Unlike Charles Dewey, who would succeed him as economic advisor to the Polish government, Kemmerer only stayed in Poland a few months to write up his report, while Dewey stayed for more than two years. The New York Times describes Kemmerer's role as that of a doctor who visits the patient "only to diagnose and prescribe, and then come briskly away, leaving the patient to take his own doses or to depend on a foreign nurse".

Kemmerer completed an extremely detailed report on the condition of the Polish economy, taking account of its agriculture, industry and communications infrastructure; his report included detailed maps of the Polish Central Bank's offices around the country, together with a complex diagram of its organizational structure. He even went so far as to hold forth on Poland's security: "As long as Poland's international problems remain as they are ... a strong army must, of course, be maintained."

But his recommendations apparently did not consider the particular circumstances of the Polish socioeconomic environment, which his report would have helped show. A mechanism for "automatic budgeting stability, restraint, and control", previously implanted in Colombia, Chile and Ecuador, was the same as the one that was to be implemented in Poland, a country that even with Pilsudski at the helm, was famous for its political instability.

In the end it all came down to the prestige brought by the advisor and the ceremony of the apparent implementation of his plan by the country that invited him, as Kemmerer himself admitted: "A country that appoints American financial advisers and follows their advice in reorganizing its finances, along what American investors consider to be the most successful modern lines, increases its chances of appealing to the American investor and of obtaining from him capital on favorable terms."

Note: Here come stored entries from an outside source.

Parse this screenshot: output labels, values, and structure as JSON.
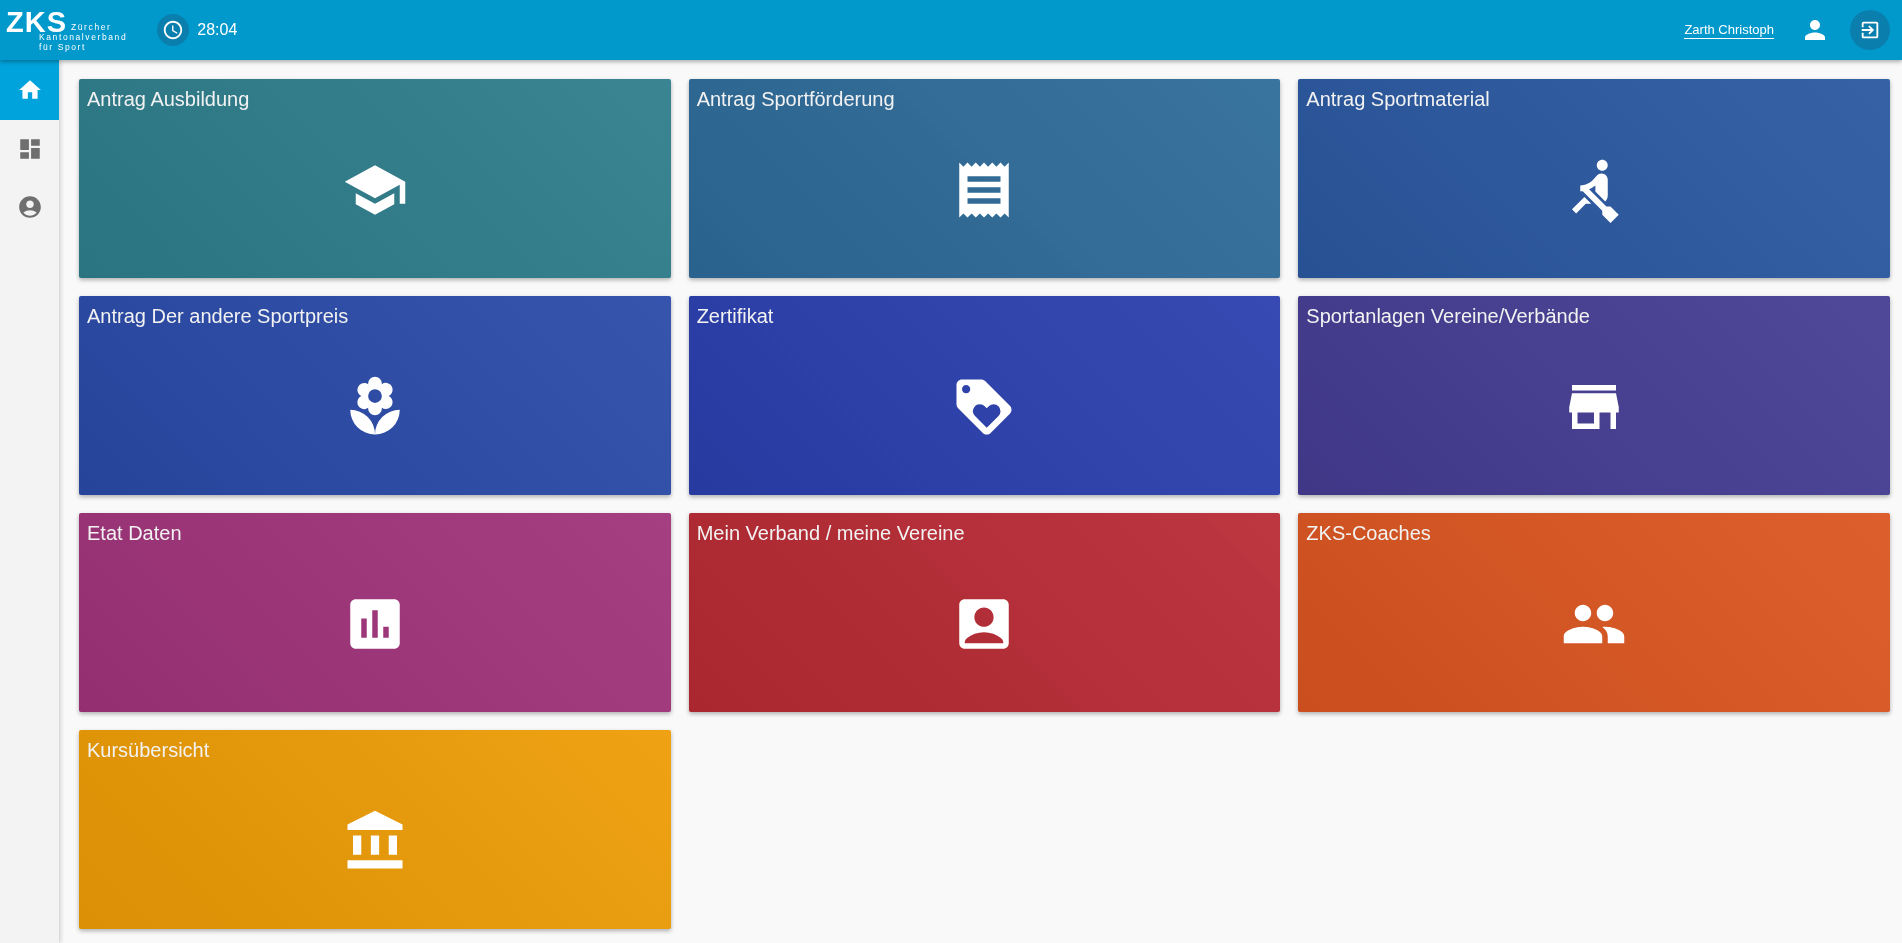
{
  "header": {
    "logo": {
      "mark": "ZKS",
      "line_1": "Zürcher",
      "line_2": "Kantonalverband",
      "line_3": "für Sport"
    },
    "timer": "28:04",
    "user": "Zarth Christoph"
  },
  "sidebar": {
    "items": [
      {
        "kind": "home",
        "selected": true
      },
      {
        "kind": "dashboard",
        "selected": false
      },
      {
        "kind": "account",
        "selected": false
      }
    ]
  },
  "tiles": [
    {
      "title": "Antrag Ausbildung",
      "kind": "school",
      "color": "#2e7d8c"
    },
    {
      "title": "Antrag Sportförderung",
      "kind": "receipt",
      "color": "#2d6b99"
    },
    {
      "title": "Antrag Sportmaterial",
      "kind": "rowing",
      "color": "#2a58a0"
    },
    {
      "title": "Antrag Der andere Sportpreis",
      "kind": "flower",
      "color": "#2a4aa8"
    },
    {
      "title": "Zertifikat",
      "kind": "tag",
      "color": "#2a3fae"
    },
    {
      "title": "Sportanlagen Vereine/Verbände",
      "kind": "store",
      "color": "#453c92"
    },
    {
      "title": "Etat Daten",
      "kind": "chart",
      "color": "#a0337a"
    },
    {
      "title": "Mein Verband / meine Vereine",
      "kind": "contact",
      "color": "#b82a34"
    },
    {
      "title": "ZKS-Coaches",
      "kind": "people",
      "color": "#db5520"
    },
    {
      "title": "Kursübersicht",
      "kind": "bank",
      "color": "#ed9c05"
    }
  ]
}
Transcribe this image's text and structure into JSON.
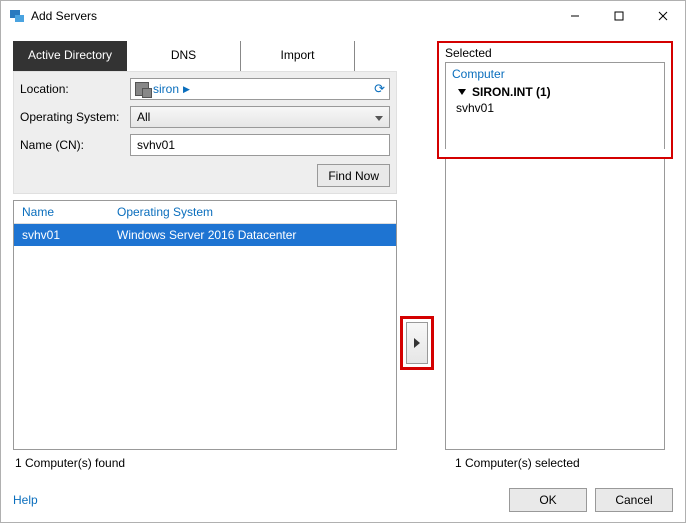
{
  "window": {
    "title": "Add Servers"
  },
  "tabs": {
    "active": "Active Directory",
    "dns": "DNS",
    "import": "Import"
  },
  "filters": {
    "location_label": "Location:",
    "location_value": "siron",
    "os_label": "Operating System:",
    "os_value": "All",
    "name_label": "Name (CN):",
    "name_value": "svhv01",
    "find_now": "Find Now"
  },
  "results": {
    "col_name": "Name",
    "col_os": "Operating System",
    "rows": [
      {
        "name": "svhv01",
        "os": "Windows Server 2016 Datacenter"
      }
    ]
  },
  "selected": {
    "title": "Selected",
    "header": "Computer",
    "group": "SIRON.INT (1)",
    "items": [
      "svhv01"
    ]
  },
  "status": {
    "found": "1 Computer(s) found",
    "selected": "1 Computer(s) selected"
  },
  "footer": {
    "help": "Help",
    "ok": "OK",
    "cancel": "Cancel"
  }
}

Though Kemmerer suggested that the Poles take out only a $15 million loan for stabilization of the national currency, they negotiated a private one with the American banks B.A. Tompkins and Bankers Trust for $61 million, of which $15 million were for development – leaving 45 million dollars for the stabilization of the zloty, or nearly four times what Kemmerer had recommended.

Though the loan was meant to lead to further ones that would strengthen Poland's financial system and promote its economic development, in mid-1928 foreign lending from Wall Street dried up as the Fed raised interest rates and a domestic speculative boom got underway. Kemmerer, and the US's attempts to stabilize the Polish economy failed as the country sank further into political instability.

==Publications==
- Edwin Walter Kemmerer. 1907. Money and Credit Instruments in their Relation to General Prices. Henry Holt.
- Edwin Walter Kemmerer. 1916. Modern Currency Reforms. Macmillan.
- Edwin Walter Kemmerer (1920). "High Prices and Deflation"
- "Economic Advisory Work for Governments," in American Economic Review 17, no. 1 (March 1927), 1–12.
- Edwin Walter Kemmerer (2017). "Kemmerer on Money"
- Gold and The Gold Standard: The Story of Gold Money Past, Present, and Future, published in 1944.